Aboriginal DNA suggests missing Indian link
Research into the origins of Australia’s indigenous population has revealed an unexpected genetic relationship to their South Asian neighbours.

The international study, published today by the Proceedings of the National Academy of Sciences,  looked at genetic samples from populations across the region. The study detected a “substantial gene flow between Indian and Australia populations”, expected to have occurred more than 140 generations ago – roughly 4,230 years earlier.

The findings challenge the long held belief that Australia’s first people were geographically and genetically isolated from the rest of the world for almost 40,000 years before European settlers began to arrive in the 1800s.

“For a long time, it has been commonly assumed that following the initial colonisation, Australia was largely isolated as there wasn’t much evidence of further contact with the outside world,” said Professor Mark Stoneking, from the Max Planck Institute for Evolutionary Anthropology in Leipzig, Germany.
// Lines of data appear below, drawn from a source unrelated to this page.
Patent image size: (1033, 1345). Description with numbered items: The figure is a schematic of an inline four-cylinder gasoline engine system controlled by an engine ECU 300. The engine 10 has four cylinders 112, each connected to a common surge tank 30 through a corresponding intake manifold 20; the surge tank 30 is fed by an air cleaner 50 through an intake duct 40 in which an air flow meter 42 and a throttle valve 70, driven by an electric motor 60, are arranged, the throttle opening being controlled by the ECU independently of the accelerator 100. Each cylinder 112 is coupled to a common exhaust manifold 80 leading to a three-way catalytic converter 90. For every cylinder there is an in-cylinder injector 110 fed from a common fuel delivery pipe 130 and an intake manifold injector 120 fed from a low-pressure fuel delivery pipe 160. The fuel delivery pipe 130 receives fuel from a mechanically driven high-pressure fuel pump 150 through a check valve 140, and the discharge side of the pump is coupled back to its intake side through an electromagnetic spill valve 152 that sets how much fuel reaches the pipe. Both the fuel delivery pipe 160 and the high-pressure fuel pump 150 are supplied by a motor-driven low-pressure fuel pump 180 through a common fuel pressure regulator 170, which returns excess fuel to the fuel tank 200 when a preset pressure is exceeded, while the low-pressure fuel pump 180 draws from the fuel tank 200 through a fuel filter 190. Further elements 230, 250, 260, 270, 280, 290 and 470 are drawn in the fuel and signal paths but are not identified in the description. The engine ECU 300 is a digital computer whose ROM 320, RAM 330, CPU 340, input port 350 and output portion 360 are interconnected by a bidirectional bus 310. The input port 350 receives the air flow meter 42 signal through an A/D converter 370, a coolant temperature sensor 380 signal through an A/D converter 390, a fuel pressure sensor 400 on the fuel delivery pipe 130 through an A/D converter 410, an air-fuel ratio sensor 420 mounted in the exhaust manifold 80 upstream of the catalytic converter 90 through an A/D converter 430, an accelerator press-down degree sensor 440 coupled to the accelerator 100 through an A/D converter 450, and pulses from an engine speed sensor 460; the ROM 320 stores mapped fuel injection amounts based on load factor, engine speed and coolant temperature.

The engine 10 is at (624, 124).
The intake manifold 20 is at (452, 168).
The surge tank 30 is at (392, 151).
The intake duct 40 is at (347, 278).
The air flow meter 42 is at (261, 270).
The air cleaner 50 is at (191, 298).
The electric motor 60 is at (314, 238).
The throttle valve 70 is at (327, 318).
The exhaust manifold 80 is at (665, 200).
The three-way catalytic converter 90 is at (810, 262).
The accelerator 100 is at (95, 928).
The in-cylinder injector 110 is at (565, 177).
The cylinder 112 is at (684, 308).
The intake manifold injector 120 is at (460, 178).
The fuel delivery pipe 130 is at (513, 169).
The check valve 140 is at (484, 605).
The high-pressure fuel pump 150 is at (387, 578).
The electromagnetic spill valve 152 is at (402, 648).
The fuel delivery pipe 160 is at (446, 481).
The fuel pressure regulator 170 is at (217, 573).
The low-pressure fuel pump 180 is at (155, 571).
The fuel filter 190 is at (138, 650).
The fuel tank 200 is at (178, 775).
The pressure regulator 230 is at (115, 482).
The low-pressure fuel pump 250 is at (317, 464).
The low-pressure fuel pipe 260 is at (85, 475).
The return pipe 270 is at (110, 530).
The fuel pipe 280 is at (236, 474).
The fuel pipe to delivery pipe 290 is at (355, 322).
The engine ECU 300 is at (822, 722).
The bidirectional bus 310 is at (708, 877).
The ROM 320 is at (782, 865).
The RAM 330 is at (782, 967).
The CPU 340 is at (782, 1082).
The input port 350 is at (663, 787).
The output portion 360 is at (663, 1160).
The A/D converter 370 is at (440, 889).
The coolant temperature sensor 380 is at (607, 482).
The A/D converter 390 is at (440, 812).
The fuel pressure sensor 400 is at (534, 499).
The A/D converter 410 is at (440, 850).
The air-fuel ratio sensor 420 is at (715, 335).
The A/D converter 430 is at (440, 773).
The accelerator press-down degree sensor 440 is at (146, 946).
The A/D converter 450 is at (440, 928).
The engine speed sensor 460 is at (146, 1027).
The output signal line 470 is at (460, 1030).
“It is one of the first dispersals of modern humans – and it did seem a bit of a conundrum that people who got there this early would have been so isolated,” Stonekig, the study’s lead author, added.
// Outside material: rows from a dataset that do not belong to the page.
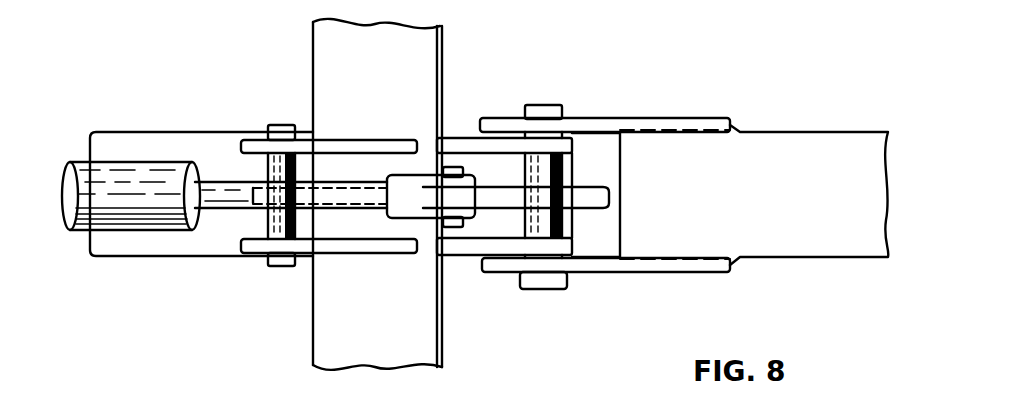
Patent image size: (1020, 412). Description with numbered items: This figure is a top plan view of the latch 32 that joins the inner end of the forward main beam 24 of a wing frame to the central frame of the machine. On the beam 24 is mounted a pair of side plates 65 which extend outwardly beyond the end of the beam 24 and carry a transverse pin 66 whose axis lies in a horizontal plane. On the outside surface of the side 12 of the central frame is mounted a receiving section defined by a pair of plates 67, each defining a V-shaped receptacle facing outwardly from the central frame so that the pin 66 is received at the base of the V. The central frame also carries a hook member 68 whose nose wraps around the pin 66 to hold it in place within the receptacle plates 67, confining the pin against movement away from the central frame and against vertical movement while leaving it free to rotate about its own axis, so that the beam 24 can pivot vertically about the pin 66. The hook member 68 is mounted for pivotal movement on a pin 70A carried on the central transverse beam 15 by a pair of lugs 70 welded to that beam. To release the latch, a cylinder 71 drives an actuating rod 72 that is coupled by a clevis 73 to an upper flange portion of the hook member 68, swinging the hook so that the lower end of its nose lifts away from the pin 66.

The side 12 is at (311, 35).
The transverse beam 15 is at (132, 130).
The forward main beam 24 is at (856, 130).
The latch 32 is at (642, 86).
The side plates 65 is at (659, 116).
The transverse pin 66 is at (546, 99).
The plates 67 is at (461, 135).
The hook member 68 is at (601, 184).
The lugs 70 is at (341, 136).
The pin 70A is at (280, 121).
The cylinder 71 is at (122, 234).
The actuating rod 72 is at (217, 216).
The clevis 73 is at (427, 224).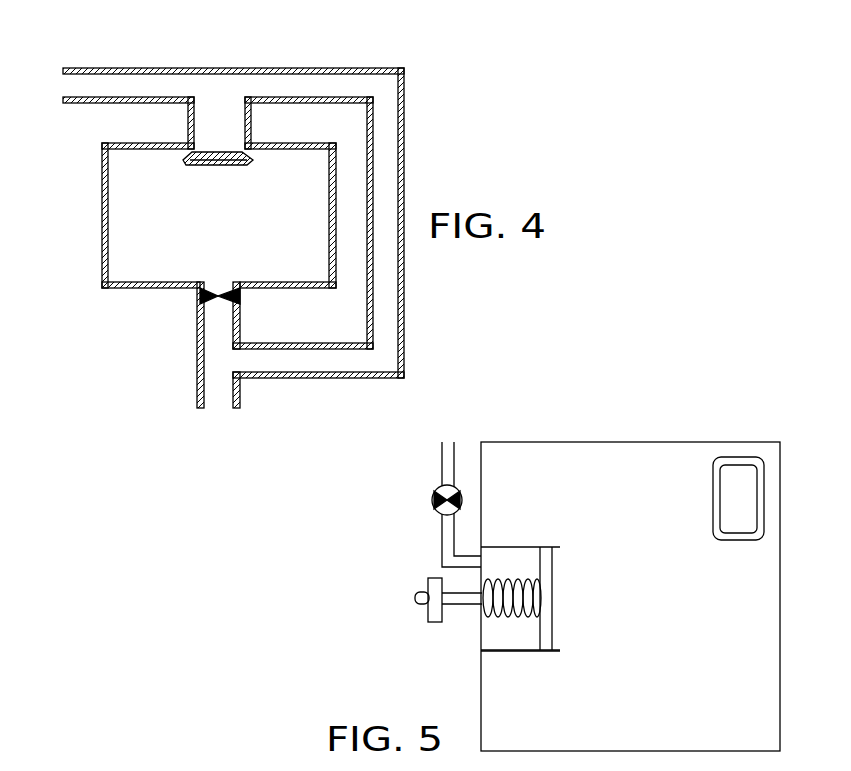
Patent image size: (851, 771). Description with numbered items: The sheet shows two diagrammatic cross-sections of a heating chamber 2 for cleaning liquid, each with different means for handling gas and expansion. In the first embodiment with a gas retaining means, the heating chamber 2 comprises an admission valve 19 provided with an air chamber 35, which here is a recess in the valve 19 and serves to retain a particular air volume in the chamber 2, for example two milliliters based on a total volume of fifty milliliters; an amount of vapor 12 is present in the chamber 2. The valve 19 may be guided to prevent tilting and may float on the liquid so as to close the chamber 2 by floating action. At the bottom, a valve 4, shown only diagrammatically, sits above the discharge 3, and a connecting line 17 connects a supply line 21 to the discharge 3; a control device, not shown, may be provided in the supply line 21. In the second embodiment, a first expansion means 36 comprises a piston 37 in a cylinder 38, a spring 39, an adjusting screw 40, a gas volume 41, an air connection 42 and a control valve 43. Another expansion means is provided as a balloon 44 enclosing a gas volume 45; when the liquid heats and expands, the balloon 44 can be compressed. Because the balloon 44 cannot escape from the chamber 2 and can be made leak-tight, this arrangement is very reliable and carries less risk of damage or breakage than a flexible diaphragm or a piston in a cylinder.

In FIG. 4, the heating chamber 2 is at (103, 172).
In FIG. 5, the heating chamber 2 is at (779, 598).
In FIG. 4, the discharge 3 is at (217, 383).
In FIG. 4, the valve 4 is at (218, 296).
In FIG. 4, the amount of vapor 12 is at (140, 243).
In FIG. 4, the connecting line 17 is at (384, 180).
In FIG. 4, the admission valve 19 is at (227, 155).
In FIG. 4, the supply line 21 is at (105, 86).
In FIG. 4, the air chamber 35 is at (212, 160).
In FIG. 5, the first expansion means 36 is at (363, 579).
In FIG. 5, the piston 37 is at (544, 581).
In FIG. 5, the cylinder 38 is at (510, 651).
In FIG. 5, the spring 39 is at (502, 600).
In FIG. 5, the adjusting screw 40 is at (432, 602).
In FIG. 5, the gas volume 41 is at (508, 560).
In FIG. 5, the air connection 42 is at (447, 539).
In FIG. 5, the control valve 43 is at (433, 500).
In FIG. 5, the balloon 44 is at (717, 497).
In FIG. 5, the gas volume 45 is at (738, 487).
The team of scientists used genetic markers to compare DNA from Aboriginal Australians with DNA from people in New Guinea, South East Asia and India to identify which of the populations were more closely related.
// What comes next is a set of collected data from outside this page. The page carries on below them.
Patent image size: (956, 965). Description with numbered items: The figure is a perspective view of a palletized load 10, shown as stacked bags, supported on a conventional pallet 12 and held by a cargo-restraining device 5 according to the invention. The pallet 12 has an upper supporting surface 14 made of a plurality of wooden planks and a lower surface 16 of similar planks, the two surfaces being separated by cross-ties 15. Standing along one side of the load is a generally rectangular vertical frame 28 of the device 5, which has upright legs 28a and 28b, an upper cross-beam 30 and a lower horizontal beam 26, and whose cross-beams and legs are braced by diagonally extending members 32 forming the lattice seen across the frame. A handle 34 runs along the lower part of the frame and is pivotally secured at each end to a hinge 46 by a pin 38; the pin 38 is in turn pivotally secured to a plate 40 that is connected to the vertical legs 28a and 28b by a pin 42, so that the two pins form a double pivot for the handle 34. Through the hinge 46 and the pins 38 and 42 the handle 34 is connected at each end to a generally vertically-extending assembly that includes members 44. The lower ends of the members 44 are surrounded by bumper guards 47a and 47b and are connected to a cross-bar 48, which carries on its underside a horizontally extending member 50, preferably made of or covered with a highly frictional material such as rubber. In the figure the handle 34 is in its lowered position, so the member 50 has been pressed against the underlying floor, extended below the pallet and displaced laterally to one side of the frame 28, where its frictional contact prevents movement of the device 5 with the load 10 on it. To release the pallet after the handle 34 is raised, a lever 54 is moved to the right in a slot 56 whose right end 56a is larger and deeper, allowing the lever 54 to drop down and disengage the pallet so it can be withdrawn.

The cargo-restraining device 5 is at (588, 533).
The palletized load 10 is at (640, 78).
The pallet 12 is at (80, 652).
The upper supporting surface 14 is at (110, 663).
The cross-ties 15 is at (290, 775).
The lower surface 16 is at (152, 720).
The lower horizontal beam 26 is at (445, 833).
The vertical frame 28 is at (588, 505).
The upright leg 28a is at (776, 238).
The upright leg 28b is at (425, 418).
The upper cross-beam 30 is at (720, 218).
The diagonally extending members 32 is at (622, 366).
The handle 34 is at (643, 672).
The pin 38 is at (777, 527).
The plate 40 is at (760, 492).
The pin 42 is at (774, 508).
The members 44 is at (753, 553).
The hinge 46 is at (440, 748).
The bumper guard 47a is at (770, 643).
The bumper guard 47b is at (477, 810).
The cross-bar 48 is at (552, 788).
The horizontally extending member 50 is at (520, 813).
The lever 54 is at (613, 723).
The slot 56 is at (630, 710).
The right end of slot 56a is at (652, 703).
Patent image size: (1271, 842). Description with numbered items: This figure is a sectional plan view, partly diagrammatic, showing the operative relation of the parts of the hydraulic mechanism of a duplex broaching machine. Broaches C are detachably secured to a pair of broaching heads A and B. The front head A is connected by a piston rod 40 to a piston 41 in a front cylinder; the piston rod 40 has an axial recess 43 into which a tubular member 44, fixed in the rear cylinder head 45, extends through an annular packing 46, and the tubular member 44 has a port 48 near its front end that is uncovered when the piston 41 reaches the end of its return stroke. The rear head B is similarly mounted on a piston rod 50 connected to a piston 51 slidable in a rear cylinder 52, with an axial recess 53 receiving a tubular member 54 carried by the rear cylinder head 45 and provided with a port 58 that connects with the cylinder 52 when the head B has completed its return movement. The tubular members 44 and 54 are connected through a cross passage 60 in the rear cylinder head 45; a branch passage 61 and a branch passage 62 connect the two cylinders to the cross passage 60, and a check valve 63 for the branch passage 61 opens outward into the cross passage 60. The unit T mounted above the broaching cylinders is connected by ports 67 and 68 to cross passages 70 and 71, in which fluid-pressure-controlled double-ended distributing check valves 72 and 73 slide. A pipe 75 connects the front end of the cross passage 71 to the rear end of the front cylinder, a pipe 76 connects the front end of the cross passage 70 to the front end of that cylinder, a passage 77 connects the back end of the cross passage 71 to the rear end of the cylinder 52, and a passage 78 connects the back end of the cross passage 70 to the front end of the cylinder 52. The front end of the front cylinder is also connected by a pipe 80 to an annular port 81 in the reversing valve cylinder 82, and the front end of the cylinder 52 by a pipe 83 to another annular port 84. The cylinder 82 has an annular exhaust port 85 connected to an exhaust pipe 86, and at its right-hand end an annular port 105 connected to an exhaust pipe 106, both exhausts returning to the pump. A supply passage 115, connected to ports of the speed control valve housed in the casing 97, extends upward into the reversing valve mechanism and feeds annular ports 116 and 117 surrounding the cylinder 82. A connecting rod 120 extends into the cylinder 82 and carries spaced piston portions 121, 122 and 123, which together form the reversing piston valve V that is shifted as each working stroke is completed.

An ancient genetic relationship was detected between the first Australians and New Guineans that goes back almost 45,000 years ago – a result which was expected, as Australia and New Guinea were once a single land mass, called Sahul.

What was unexpected, however, was a substantial gene flow between Australians and Indians – which raises more questions than it does answers.

The way in which the two peoples would have reached each other and the route they took, remains a mystery.

Professor Alan Cooper, from the Australian Centre for Ancient DNA at the University of Adelaide, believes that although the results were clearly unexpected, there are many significant changes that were taking place around that time which could support the theory of new migrants to the area.

“About that point in the archaeological record, there were significant changes in the use of stone tools, in hunting techniques and significantly, the introduction of the dingo,” Professor Cooper pointed out.

However he cautioned that, although the findings were logical, they were “based on a limited sample of genetic material.”

“It does not necessarily indicate direct contact with mainland India. For example it could be via populations elsewhere whose original source was mainland India,” Cooper argued.

An epidemic of new disease which wiped out earlier populations of Aboriginal peoples as well instigate a collapse of the Indigenous linguistic diversity, identified by ethnologists and linguists in South Australia, could have also been a result of an influx of migrants to the region.

“What it confirms is our lack of knowledge about human history in Australia, we have an incredibly long and rich human history that we know nothing about,” Professor Cooper said.

“It could be that Australia represents one of the longest continuous occupations of human culture anywhere in the world.”